Together we worked out that I have done pretty much all the “practical” preparation that I am going to do. There have already been too many weeks of war between my heart, which thinks that I should “prepare” all things and people for the possibility that I may not return, and my head, which says that the minute I do that, mentally I will give up, and it will be all downhill from there.
Palliative care has always told me that I will know when the time is right to talk about my end of life care. I have always been like, errr, no way, thanks all the same, I won’t be talking about THAT, though we have touched on it from time to time and talked “around” it…in times when things seemed a lot more hopeful than they do now. But of course, they understand that all the people who face death will face it in a different way, but eventually pretty much all want to have “that talk”. And today I found I did. Suddenly I needed to know whether by the time we established that I was in the last weeks of my life, would I be lucid for a time, or basically kept unconcious by pain relief drugs? Will the end be peaceful, or will I feel great pain? I feel better for knowing the answers.

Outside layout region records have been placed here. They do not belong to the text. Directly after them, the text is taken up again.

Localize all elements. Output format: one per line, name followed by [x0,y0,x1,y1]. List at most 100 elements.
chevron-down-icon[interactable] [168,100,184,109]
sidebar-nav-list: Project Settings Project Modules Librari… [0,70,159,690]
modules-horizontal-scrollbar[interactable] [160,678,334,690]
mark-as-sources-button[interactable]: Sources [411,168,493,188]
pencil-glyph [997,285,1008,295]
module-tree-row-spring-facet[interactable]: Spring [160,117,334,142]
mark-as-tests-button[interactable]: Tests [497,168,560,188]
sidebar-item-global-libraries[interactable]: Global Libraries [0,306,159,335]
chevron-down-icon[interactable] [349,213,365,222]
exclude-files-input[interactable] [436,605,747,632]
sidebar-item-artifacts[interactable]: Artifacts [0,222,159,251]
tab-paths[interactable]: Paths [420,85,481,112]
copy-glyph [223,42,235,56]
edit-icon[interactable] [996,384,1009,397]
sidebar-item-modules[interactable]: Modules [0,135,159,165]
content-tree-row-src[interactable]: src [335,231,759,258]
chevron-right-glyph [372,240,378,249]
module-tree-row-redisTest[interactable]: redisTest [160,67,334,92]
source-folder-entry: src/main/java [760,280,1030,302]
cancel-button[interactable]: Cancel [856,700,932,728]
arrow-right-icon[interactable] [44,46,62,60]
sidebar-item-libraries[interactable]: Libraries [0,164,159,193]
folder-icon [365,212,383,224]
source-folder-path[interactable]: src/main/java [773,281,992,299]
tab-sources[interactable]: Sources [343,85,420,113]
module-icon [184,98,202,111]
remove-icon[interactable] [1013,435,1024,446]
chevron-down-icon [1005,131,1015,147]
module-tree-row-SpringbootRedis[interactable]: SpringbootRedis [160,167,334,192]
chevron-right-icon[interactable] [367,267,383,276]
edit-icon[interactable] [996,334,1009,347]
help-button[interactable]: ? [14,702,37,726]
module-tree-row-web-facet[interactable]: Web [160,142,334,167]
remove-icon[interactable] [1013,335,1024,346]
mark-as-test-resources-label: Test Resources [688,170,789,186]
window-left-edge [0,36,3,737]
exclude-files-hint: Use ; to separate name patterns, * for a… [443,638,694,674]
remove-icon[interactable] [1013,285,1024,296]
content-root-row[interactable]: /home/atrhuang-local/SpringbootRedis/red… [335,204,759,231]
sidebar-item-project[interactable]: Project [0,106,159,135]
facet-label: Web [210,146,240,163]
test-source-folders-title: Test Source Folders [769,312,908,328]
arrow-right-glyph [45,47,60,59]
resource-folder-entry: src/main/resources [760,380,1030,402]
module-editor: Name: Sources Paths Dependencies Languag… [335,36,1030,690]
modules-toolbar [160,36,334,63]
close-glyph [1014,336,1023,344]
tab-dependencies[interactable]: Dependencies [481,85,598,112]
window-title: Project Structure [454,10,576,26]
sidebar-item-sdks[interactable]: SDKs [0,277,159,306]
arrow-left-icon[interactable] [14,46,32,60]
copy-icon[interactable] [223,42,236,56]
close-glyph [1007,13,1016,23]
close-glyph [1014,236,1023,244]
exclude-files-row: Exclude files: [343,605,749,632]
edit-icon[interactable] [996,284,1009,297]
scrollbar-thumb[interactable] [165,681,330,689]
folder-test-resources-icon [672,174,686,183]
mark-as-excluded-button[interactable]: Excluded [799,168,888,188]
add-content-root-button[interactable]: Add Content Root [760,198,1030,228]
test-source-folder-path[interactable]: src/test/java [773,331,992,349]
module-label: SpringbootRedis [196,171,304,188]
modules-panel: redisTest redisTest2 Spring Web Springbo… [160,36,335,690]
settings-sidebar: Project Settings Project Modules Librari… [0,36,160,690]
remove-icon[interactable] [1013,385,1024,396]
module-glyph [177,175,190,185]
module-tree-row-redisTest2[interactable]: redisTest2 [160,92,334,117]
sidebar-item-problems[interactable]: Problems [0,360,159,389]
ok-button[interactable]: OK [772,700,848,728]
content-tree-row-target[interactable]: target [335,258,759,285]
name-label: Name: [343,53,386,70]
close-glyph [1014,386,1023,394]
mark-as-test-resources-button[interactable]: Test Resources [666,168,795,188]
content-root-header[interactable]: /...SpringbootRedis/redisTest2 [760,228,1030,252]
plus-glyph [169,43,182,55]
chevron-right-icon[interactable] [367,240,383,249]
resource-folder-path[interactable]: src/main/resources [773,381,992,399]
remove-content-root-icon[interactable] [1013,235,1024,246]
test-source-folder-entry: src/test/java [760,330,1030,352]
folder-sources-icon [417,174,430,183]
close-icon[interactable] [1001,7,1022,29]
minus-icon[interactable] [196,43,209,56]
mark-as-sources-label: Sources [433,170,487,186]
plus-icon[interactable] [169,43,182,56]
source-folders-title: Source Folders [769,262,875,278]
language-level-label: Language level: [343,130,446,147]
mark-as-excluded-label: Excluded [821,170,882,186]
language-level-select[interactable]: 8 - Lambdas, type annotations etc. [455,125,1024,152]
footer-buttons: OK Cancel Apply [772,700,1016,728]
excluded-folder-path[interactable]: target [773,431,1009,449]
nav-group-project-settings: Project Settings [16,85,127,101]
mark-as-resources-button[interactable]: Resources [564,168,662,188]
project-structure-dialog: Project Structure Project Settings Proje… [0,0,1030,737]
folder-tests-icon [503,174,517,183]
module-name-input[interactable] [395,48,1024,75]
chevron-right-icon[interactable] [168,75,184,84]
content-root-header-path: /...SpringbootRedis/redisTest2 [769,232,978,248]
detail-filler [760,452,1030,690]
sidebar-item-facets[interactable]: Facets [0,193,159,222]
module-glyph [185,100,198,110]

So many other things I want to know too, but was too scared to ask yet. I want to know will I be able to be wheeled out to the park opposite the hospital to feel the sun on my face one more time? Would there be time to tell my children how every minute they have been on this earth has been pure magic to me? Time to reminicse with my great love about the bond that grew when we put four children on this earth together. The bond between us, and the bond between them, something that can NEVER be broken. I wonder if there will be any chance of one last night in my home, where we could gather together in the family bed. Soon, I will have to ask these questions, as I need to know. Soon, but not today.
For the next week, I will practice mindfulness. The time has been and gone for me to keep asking myself questions that, unlike the ones above, actually have no answers. I must cut these thoughts off at the pass, live in the moment, do the dishes, put the washing on, strap a kid into the car, anything to quieten my mind, the routine, the mundane, the things I have craved for 14 months. And on the day of surgery there will be sedatives, strong ones, that will allow a level of function where I can put one foot in front of the other, but will render me too numb to ponder the darkness and feel it’s descent.
I don’t see beyond next Friday, I anticipate a beautiful future, where I leave hospital with the promise of many nights of spooning, and family bed laying, and movie nights, and dinners cooked lovingly by my hand. I imagine assignments, presentations, and words on a page that will one day become a book which bears my name on the front.
Yes, I can imagine it, and anticipate it, but I can’t SEE it. That doesn’t mean I don’t think it’s there, or I don’t believe it, but just that the obstacle is big, and I can only hope that I have enough luck to find a way over it, or around it. I know I have the strength, the heart, the desire and the motivation, and what’s on the other side is so bright and magical, and I want it so much.
It’s been a beautiful fight. It still is. It still IS.